/pocketlang

A small and fast programming language.

Primary LanguageCMIT LicenseMIT

Pocketlang is a small (~3000 semicolons) and fast functional language written in C. It's syntactically similar to Ruby and it can be learned within 15 minutes. Including the compiler, bytecode VM and runtime, it's a standalone executable with zero external dependencies just as it's self descriptive name. The pocketlang VM can be embedded in another hosting program very easily.

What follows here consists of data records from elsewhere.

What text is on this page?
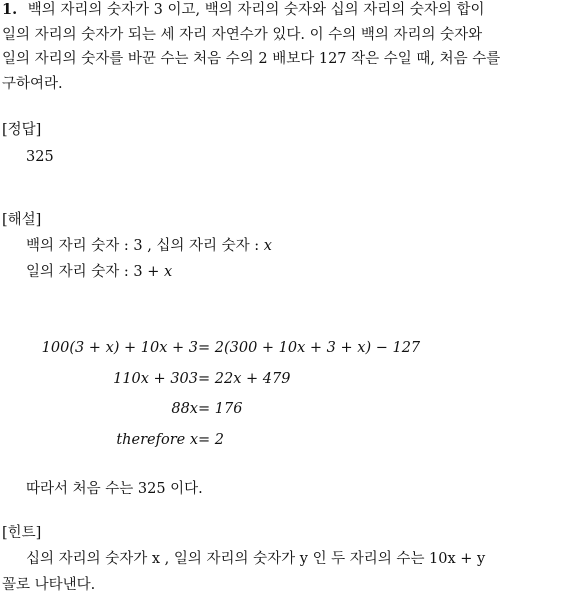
1. 백의 자리의 숫자가 3 이고, 백의 자리의 숫자와 십의 자리의 숫자의 합이
일의 자리의 숫자가 되는 세 자리 자연수가 있다. 이 수의 백의 자리의 숫자와
일의 자리의 숫자를 바꾼 수는 처음 수의 2 배보다 127 작은 수일 때, 처음 수를
구하여라.
[정답]
325
[해설]
백의 자리 숫자 : 3 , 십의 자리 숫자 : x
일의 자리 숫자 : 3 + x
100(3 + x) + 10x + 3= 2(300 + 10x + 3 + x) − 127
110x + 303= 22x + 479
88x= 176
therefore x= 2
따라서 처음 수는 325 이다.
[힌트]
십의 자리의 숫자가 x , 일의 자리의 숫자가 y 인 두 자리의 수는 10x + y
꼴로 나타낸다.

Wren Language and their wonderful book Crafting Interpreters were used as a reference to write this language.

What pocketlang looks like

# Python like import statement.
from lang import clock as now

# A recursive fibonacci function.
def fib(n)
  if n < 2 then return n end
  return fib(n-1) + fib(n-2)
end

# Prints all fibonacci from 0 to 10 exclusive.
for i in 0..10
  print(fib(i))
end

Try It Now

You can try pocketlang on your browser. It's a WebAssembly build of the VM compiled using emscripten. Note that in the webassembly version of the language, some features (input, file handling, relative import, etc.) have disabled, has limited memory allocations, and the stdout calls might be slower.

Documentation

The pocketlang documentation is hosted at https://thakeenathees.github.io/pocketlang/ which is built from the docs branch generated by a little python script at docs/generate.py. Note that the documentations are WIP and might not be up to date.

Performance

Pocketlang supports tail call optimization. When a function returns a call, the callee can re-use the caller's stack frame, this will optimize memory from O(n) to O(1) and for tail recursive it'll completely prevent stackoverflows and yet it's faster than tco disabled.

All benchmarks below were executed on: Windows10 (64bit), ASUS N552VX, Intel Core i7-6700HQ 2.6GHz with 12GB SODIMM Ram. And the language versions are: pocketlang (pre-alpha), wren v0.3.0, python v3.7.4, ruby v2.7.2.

performance

The source files used to run benchmarks can be found at test/benchmarks/ directory. They were executed using a small python script in the test directory.

Building From Source

It can be build from source easily without any dependencies, or additional requirements except for a c99 compatible compiler. It can be compiled with the following command.

GCC / MinGw / Clang (alias with gcc)

gcc -o pocket cli/*.c src/*.c -Isrc/include -lm

MSVC

cl /Fepocket cli/*.c src/*.c /Isrc/include && rm *.obj

Makefile

make

To run make file on windows with mingw, you require make and find unix tools in your path. Which you can get from msys2 or cygwin. Run set PATH=<path-to-env/usr/bin/>;%PATH% && make, this will override the system find command with unix find for the current session, and run the make script.

Windows batch script

build

You don't have to run the script from a Visual Studio .NET developer command prompt, It'll search for the MSVS installation path and setup the build environment.

For other compiler/IDE

  1. Create an empty project file / makefile.
  2. Add all C files in the src directory.
  3. Add all C files in the cli directory (NOT recursively).
  4. Add src/include to include path.
  5. Compile.

If you weren't able to compile it, please report us by opening an issue.